Performance of a medium temperature eutectic solder packed bed latent heat storage system for domestic applications

Abstract

Abstract A packed bed latent heat storage system consisting of aluminum encapsulated eutectic solder (Sn63Pb37) capsules is experimentally evaluated during charging and discharging cycles. Sunflower Oil is used as the heat transfer fluid in the experiments. The effect of the flow-rate on the charging performance is evaluated using three charging flow-rates namely; 4 ml/s (low), 6 ml/s (medium) and 8 ml/s (high). The storage system is also evaluated with three different set heater charging temperatures (260 °C (low), 280 °C (medium) and 300 °C (high)). Discharging experiments are performed with the three different flow-rates to evaluate the effect of the flow-rate on the discharging characteristics. Charging and discharging results are presented in terms of the axial storage tank profiles, the energy rates and the exergy rates. The overall performance of the storage system is evaluated in terms of the energy and exergy storage efficiencies. The charging energy and exergy rates are seen to increase with the charging flow-rate at the expense of a greater charging duration since higher flow-rates tend to cool down the heater. The best charging flow-rate of 6 ml/s is suggested which ensures a reasonable duration of charging, reasonable thermal stratification and reasonably high energy and exergy charging rates. The effect of the set heater temperature on the charging energy and exergy rates is insignificant as compared to the effect of the flow-rate.
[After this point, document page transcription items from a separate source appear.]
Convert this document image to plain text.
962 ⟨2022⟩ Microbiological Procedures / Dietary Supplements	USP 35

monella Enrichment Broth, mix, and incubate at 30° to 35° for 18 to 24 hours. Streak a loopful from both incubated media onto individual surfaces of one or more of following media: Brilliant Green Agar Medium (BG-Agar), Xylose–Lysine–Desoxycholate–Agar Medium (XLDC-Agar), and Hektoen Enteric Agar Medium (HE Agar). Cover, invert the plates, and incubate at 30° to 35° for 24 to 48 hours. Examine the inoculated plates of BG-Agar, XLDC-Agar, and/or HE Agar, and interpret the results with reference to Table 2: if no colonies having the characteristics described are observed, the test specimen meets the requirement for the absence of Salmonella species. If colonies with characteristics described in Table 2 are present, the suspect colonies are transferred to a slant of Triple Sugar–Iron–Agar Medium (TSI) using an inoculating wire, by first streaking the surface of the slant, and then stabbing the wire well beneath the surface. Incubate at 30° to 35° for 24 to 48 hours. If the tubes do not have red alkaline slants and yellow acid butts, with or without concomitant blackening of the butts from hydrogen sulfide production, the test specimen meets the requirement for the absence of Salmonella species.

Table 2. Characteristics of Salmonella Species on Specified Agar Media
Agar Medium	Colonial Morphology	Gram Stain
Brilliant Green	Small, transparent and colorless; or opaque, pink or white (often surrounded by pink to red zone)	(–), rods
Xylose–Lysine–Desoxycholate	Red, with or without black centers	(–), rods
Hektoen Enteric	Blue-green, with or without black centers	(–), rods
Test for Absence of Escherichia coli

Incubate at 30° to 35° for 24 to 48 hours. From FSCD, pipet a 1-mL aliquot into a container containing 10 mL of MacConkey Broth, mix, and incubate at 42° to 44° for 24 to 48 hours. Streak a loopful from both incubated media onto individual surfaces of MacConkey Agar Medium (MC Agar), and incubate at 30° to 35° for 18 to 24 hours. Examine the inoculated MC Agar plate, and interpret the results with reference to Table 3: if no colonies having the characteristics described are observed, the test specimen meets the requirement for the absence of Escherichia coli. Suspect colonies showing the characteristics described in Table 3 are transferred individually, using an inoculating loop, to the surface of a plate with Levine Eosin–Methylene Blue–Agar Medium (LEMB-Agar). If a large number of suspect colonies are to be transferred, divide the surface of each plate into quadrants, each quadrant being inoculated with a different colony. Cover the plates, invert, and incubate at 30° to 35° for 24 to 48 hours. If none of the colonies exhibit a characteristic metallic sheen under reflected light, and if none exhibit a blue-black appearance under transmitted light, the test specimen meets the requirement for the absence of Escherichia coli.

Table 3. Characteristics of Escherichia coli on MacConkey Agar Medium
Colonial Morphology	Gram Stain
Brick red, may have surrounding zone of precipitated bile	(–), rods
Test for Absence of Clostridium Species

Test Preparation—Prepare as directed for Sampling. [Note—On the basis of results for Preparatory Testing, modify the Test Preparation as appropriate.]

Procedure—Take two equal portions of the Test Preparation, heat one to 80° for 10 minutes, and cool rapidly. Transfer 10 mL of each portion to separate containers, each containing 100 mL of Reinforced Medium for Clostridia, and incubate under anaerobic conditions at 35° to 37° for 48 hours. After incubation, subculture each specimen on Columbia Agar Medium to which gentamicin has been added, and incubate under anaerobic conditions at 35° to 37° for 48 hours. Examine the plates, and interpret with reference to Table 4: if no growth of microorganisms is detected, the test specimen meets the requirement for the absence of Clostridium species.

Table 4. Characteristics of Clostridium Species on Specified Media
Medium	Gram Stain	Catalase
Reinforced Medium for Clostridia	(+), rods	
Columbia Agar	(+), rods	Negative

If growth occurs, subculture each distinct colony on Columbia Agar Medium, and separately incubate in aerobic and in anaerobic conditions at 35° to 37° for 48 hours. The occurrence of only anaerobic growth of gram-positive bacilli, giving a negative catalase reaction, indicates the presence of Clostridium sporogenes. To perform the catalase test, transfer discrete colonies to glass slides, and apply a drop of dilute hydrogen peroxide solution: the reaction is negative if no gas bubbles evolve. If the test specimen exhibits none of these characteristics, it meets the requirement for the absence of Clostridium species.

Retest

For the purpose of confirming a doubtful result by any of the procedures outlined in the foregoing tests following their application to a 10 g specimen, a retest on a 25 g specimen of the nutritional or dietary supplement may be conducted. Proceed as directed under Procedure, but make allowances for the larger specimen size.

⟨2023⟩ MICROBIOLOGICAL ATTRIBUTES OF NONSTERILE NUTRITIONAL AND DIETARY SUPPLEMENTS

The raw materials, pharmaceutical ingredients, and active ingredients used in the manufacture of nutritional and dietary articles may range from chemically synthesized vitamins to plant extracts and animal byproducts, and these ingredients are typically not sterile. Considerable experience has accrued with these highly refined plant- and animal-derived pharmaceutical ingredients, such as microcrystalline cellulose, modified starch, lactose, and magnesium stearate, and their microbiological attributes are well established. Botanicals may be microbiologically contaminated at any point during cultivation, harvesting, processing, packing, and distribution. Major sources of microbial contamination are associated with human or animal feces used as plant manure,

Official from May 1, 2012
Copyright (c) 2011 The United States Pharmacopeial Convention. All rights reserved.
The best set charging temperature of 280 °C is also suggested by the experimental tests. Increasing the flow-rate results in faster heat transfer with higher peak energy and exergy rates during discharging. However, the stored energy and exergy is utilized for a shorter duration as compared to the lowest flow-rate. Energy and exergy storage efficiencies decrease with an increase in the flow-rate and the highest flow-rate shows the lowest values due to the longer charging duration and the shorter discharging duration. The set heater charging temperature shows only a marginal effect on the energy and exergy storage efficiencies. A comparison of the energy and exergy rates of the solder during charging and discharging with adipic acid shows slightly better performance during charging cycles for adipic acid. For discharging cycles, the solder shows a better performance.